NORWAY, DENMARK, FINLAND / 2016 / Kirundi, Somali, Swahili, English, French / Color / Digital File / 84 min

Director, Script: Torstein Grude
Photography, Sound: Bernard Ntawuyamara, John Bakundimana
Editing: Niels Pagh Andersen
Producers: Bjarte Mørner Tveit, Torstein Grude
Source: Norwegian Film Institute

A raw and unfiltered exploration of life in the Somalian war zone as seen by two Burundian soldiers. The fighting is taking place in Somalia’s capital of Mogadishu, a city of two million people. Somalia is abandoned by relief organizations, NGOs, and the press, as deployment there is extremely dangerous. The two soldiers are given a camera by the film’s director, and commence to deliver a steady flow of extraordinary material. This film offers an unsentimental and truly unique view into the fight against the jihadist militants in Al-Shabaab.
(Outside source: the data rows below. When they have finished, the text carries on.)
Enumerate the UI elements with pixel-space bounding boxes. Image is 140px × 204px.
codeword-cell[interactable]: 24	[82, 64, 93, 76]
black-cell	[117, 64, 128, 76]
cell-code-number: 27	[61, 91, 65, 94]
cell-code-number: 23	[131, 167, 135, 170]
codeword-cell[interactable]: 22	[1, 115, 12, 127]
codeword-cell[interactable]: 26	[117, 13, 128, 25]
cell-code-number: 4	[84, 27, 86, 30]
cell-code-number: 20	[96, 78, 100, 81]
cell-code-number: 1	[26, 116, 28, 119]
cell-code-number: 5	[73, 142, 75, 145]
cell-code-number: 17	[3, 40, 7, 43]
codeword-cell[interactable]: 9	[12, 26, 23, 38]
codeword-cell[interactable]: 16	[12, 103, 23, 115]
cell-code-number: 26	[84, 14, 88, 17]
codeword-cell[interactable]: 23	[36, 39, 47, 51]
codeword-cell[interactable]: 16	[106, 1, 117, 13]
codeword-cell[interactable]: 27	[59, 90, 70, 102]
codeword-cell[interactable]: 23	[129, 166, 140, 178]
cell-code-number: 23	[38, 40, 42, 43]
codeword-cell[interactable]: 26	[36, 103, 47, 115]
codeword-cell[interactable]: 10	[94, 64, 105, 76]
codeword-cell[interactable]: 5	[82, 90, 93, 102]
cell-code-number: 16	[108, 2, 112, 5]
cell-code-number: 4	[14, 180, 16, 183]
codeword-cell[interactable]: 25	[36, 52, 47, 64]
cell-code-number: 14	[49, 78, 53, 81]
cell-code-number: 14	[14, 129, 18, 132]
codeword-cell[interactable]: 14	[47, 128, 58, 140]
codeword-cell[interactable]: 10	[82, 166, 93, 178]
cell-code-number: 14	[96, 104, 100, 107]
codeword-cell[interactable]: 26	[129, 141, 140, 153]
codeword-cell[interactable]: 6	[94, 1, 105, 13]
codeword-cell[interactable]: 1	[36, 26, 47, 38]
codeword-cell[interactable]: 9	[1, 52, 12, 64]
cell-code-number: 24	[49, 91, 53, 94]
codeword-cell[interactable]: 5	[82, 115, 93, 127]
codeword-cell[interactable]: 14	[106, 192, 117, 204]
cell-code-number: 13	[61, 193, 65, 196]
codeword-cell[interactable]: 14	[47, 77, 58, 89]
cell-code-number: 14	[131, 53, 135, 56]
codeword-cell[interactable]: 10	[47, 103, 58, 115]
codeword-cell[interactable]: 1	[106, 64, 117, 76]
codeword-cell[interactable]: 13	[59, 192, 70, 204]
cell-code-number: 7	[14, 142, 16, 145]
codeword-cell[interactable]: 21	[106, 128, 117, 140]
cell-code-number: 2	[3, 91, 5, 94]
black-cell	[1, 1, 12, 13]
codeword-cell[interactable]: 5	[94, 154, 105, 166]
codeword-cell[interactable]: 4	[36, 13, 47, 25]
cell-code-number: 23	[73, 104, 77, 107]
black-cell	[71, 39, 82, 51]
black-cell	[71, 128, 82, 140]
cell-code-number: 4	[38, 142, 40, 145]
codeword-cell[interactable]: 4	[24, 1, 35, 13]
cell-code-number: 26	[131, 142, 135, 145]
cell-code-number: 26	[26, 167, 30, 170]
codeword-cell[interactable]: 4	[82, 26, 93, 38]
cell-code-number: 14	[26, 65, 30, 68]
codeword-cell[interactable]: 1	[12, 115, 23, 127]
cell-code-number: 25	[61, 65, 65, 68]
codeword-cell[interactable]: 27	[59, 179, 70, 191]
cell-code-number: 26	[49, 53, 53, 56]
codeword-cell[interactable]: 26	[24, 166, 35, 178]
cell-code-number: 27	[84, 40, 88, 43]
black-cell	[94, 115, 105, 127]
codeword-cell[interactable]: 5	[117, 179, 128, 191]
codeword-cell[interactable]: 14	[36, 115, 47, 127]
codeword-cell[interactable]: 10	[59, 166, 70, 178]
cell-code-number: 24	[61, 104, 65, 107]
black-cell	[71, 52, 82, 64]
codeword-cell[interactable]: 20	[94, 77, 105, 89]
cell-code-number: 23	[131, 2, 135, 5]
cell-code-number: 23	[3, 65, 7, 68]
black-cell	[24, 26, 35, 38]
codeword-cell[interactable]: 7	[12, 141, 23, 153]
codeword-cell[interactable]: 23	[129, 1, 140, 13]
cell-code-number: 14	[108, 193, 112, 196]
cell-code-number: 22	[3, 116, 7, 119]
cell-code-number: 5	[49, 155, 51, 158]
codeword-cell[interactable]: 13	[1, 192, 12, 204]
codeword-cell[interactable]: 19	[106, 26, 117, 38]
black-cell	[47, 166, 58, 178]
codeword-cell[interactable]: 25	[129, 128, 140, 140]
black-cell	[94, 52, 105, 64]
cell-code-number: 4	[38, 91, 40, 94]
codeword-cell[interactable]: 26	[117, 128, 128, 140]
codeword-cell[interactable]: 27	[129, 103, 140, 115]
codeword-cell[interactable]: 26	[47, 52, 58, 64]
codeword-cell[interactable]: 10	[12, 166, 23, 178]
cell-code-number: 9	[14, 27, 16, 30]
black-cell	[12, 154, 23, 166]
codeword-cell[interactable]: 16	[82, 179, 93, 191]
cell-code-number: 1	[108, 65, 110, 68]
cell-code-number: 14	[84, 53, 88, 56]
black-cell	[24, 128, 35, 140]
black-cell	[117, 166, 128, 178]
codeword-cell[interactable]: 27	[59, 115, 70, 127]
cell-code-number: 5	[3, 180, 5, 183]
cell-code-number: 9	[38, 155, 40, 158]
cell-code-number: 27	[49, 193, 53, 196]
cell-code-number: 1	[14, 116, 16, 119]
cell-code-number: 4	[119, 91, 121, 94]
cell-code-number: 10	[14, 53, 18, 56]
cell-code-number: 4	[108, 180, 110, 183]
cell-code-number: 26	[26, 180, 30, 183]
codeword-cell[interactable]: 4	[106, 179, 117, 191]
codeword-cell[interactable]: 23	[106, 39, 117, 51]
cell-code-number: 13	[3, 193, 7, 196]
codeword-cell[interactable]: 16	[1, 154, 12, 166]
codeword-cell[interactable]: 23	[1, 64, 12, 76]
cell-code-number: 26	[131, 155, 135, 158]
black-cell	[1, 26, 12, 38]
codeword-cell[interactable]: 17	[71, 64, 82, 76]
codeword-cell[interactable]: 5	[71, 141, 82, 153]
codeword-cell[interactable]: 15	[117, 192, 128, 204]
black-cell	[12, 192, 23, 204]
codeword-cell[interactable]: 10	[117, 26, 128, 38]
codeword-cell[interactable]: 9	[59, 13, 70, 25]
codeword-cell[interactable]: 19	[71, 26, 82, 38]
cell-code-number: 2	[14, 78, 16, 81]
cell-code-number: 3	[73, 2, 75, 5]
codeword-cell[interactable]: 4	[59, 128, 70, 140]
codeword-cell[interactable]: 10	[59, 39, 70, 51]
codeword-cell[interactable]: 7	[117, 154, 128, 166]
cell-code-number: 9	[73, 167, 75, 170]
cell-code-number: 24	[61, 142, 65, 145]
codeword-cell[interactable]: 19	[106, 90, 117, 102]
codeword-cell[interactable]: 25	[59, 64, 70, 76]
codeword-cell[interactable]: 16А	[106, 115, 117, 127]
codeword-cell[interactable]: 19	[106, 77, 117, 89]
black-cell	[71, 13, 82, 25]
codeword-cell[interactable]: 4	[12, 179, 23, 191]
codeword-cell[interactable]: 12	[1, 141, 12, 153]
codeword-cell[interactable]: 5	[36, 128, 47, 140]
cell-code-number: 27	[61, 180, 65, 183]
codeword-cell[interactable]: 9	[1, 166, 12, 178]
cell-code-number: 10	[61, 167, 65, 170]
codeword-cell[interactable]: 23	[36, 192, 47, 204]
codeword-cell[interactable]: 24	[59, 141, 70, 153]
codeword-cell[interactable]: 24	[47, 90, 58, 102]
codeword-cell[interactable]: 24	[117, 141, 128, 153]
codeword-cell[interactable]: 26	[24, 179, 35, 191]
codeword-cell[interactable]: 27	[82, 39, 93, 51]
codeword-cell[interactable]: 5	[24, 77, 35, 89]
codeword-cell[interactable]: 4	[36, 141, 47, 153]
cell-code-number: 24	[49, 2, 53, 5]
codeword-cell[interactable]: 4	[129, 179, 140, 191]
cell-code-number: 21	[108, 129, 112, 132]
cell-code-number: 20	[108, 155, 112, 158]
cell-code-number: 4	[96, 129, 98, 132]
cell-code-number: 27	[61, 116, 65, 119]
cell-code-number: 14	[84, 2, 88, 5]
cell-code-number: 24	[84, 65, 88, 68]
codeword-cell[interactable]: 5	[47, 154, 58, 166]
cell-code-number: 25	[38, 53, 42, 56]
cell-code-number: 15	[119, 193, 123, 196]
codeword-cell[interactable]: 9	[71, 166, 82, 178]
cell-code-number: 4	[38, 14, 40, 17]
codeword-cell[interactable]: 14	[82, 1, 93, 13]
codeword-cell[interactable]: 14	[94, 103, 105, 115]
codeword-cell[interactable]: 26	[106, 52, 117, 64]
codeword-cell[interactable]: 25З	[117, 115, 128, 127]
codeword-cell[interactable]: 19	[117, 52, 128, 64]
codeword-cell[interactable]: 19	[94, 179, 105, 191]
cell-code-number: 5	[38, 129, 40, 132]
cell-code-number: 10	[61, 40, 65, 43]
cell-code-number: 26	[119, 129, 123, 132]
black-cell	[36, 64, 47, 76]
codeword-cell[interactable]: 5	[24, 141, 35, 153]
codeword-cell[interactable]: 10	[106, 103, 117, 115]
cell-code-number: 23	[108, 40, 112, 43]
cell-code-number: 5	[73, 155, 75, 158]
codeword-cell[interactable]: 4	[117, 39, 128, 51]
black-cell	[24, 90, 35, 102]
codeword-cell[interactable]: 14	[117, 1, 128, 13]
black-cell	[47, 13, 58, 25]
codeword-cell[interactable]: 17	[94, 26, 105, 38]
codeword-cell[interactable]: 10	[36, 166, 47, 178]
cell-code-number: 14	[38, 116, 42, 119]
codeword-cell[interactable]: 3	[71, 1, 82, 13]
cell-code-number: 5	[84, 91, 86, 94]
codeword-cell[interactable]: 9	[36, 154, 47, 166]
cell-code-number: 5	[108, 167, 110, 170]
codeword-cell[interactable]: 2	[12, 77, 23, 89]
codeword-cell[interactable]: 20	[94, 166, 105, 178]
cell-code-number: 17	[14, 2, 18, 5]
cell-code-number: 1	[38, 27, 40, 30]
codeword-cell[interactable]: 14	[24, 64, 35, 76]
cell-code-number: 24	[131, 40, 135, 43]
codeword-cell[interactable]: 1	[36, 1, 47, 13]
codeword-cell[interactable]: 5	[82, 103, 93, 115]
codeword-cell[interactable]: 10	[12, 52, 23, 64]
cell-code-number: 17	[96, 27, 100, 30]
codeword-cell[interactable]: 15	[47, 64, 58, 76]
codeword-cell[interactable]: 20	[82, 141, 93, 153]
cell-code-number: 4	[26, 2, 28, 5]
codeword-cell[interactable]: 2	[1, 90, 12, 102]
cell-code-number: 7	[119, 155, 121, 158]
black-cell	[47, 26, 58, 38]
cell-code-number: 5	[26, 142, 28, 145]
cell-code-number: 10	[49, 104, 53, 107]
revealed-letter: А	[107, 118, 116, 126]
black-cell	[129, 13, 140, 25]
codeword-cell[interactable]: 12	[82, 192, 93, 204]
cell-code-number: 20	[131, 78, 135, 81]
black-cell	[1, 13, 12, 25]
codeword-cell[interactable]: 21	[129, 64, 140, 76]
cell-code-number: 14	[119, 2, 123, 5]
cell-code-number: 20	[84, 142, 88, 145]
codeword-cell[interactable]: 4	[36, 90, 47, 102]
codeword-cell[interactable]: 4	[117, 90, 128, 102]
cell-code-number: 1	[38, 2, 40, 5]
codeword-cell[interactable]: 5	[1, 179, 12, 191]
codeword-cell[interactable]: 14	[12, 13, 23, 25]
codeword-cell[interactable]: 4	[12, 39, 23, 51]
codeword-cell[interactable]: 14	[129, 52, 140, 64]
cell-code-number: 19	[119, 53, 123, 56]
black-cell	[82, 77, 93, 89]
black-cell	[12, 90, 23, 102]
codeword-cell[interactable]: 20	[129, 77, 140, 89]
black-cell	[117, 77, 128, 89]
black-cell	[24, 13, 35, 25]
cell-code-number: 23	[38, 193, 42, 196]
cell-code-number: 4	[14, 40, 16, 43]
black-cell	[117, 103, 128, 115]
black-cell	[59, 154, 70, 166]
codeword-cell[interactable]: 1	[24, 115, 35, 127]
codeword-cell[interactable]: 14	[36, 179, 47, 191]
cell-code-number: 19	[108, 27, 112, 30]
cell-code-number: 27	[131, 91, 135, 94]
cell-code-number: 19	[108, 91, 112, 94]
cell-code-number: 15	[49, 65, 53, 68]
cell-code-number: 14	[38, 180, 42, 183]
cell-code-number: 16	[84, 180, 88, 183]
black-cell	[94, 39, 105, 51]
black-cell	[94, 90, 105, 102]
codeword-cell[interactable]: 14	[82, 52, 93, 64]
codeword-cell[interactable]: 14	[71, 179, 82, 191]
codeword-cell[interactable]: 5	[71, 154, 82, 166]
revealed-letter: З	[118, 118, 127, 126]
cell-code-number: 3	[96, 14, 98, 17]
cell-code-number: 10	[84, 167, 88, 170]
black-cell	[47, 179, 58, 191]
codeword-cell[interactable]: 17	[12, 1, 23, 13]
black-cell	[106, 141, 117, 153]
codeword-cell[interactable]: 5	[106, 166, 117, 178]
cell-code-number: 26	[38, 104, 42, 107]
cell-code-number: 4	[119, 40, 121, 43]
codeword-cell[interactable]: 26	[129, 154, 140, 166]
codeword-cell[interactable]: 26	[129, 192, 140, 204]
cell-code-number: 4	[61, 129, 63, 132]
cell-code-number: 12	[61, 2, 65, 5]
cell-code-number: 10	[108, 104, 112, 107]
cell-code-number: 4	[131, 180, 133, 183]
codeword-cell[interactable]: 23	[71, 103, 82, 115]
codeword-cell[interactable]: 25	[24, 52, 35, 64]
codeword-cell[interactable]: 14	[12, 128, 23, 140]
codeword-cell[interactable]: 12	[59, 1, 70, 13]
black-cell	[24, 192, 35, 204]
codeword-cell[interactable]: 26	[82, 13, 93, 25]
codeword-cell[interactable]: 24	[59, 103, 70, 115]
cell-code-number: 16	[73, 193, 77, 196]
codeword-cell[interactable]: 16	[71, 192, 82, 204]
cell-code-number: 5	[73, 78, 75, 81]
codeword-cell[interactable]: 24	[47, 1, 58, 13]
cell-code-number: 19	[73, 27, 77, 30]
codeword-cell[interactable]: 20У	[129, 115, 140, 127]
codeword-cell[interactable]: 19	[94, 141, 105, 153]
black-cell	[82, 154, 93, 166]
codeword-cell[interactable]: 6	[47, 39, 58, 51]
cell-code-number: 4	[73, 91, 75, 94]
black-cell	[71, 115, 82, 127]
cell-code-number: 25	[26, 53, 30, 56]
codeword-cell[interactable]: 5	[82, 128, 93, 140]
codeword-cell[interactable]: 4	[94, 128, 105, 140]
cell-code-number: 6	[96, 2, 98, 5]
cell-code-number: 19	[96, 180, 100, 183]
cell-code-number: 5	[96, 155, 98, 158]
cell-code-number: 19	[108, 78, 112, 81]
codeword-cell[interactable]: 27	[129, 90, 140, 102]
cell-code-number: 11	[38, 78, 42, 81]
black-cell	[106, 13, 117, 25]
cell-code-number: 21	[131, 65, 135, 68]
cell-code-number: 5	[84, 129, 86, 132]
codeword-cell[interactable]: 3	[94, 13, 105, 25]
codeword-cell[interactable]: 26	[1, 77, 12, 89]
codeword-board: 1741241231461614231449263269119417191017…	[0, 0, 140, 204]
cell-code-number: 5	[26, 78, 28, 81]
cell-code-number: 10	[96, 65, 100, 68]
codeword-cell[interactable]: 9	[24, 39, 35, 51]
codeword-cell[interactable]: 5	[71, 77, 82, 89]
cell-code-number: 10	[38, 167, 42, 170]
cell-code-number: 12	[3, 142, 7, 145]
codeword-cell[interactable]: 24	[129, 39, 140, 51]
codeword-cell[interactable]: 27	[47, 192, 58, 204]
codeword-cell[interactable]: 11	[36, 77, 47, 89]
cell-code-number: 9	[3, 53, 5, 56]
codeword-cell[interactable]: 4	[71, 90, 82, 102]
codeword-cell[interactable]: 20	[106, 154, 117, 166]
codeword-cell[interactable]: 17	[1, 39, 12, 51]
- Return of a President: After the Coup in Madagascar


DENMARK / 2017 / English / Color / Digital File / 78 min

Director, Photography: Lotte Mik-Meyer
Editing: Signe Rebekka Kaufmann, Stefan Sundlöf
Sound Design, Sound Mixing: Bobby Salomon Hess, Gido Martis, CosmoTone
Producers: Helle Ulsteen, Lise Lense-Møller
Source: AUTLOOK FILMSALES GmbH

The democratically elected president of Madagascar, Marc Ravalomanana, was ousted from his country after the 2009 military coup d’état, going into exile in South Africa. This film follows Ravalomanana as he attempts to return to his homeland amid threats of arrest and physical violence. Viewers are met with a careful exposé of African politics, including the geopolitically fascinating regional politics of the marginal African state, as well as the shrewd nature of French neocolonialism.